Guest Author - Meghann Hodges
Being involved with a person who refuses to come out, especially if you are the one who is out, can be difficult on the relationship. You love them and want to support them, but you may also have the feeling that they are ashamed of you or see you as their dirty little secret. How do you go about expressing your feelings with out seeming insensitive or pushing them to come out?
For some, once they realize that they are gay, they do not hesitate to tell the world. Most will agree, that one of the best parts of coming out, is not having to censor yourself and having the freedom to truly be who you are. For others, the process of coming out can be much slower. There are many fears associated with coming out, that your partner may not be ready to deal with.
Putting their personal safety at risk, is a very real factor that some LGBT people face when deciding to come out. The loss of a job, of family and friends, religion are also considerations when choosing if it is the right time to come out. And in some parts of the world, people still face laws that make homosexual conduct a criminal offense. Not to mention all the LGBT youth that are homeless because they chose to come out and their families could not understand or support them.
Understanding the many reasons a person chooses not to come out, is the first step you must take in order to understand why your partner may be hesitant. Communication is a must. No matter what you are feeling, remember that you are both probably struggling equally with the complexities of your relationship. Talk about your feelings, and ask your partner about theirs. Talking through your issues cannot make the situation any worse.
Trusting each other is detrimental in a relationship where one is out, and the other is not. Your partner is putting a lot of trust and faith in you, that you will not out him or her. Respect their privacy. Even if you decide that your relationship canít work while one of you is closeted, do not out them. Coming out is a personal choice, and a difficult one, and it is never someone elseís place to out another individual.

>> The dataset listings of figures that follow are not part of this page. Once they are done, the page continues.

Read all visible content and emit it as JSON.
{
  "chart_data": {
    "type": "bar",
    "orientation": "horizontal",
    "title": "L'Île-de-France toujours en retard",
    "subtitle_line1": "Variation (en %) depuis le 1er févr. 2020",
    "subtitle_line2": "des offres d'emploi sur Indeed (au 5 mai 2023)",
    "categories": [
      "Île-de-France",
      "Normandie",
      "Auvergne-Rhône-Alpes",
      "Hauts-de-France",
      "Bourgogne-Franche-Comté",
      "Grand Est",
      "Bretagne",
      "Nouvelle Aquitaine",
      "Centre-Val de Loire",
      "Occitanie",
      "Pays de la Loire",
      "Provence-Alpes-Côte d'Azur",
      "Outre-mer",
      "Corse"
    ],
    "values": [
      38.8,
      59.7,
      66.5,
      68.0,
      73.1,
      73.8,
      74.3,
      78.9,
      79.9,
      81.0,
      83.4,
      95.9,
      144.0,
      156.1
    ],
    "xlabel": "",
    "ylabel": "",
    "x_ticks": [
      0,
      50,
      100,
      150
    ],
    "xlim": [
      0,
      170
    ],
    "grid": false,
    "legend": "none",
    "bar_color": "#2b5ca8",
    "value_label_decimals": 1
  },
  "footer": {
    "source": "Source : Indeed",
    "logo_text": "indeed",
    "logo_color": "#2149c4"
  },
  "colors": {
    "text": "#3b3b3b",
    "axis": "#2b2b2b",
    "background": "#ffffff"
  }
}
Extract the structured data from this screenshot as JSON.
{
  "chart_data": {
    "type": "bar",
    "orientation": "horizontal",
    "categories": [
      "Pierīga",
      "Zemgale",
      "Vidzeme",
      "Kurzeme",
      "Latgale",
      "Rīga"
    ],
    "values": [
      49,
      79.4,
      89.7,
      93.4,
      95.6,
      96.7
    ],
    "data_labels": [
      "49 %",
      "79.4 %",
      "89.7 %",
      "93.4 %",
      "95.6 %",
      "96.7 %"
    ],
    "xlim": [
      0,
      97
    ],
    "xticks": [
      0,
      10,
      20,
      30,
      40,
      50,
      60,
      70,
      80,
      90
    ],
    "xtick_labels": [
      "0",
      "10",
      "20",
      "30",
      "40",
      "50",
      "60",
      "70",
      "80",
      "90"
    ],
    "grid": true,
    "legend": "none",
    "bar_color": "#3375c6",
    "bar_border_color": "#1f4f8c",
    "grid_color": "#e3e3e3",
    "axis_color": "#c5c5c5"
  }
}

Having a partner who is in the closet can be hard to understand for someone who has accepted themselves, but if you really want to make your relationship work, then try to be supportive. Give them time, and helpful information. And if you are in the closet and your partner is out, try to understand how difficult it really is to go back to hiding who you are. Honesty , being open, and communicating will go a long way, and remember that all of us were in the closet at some point!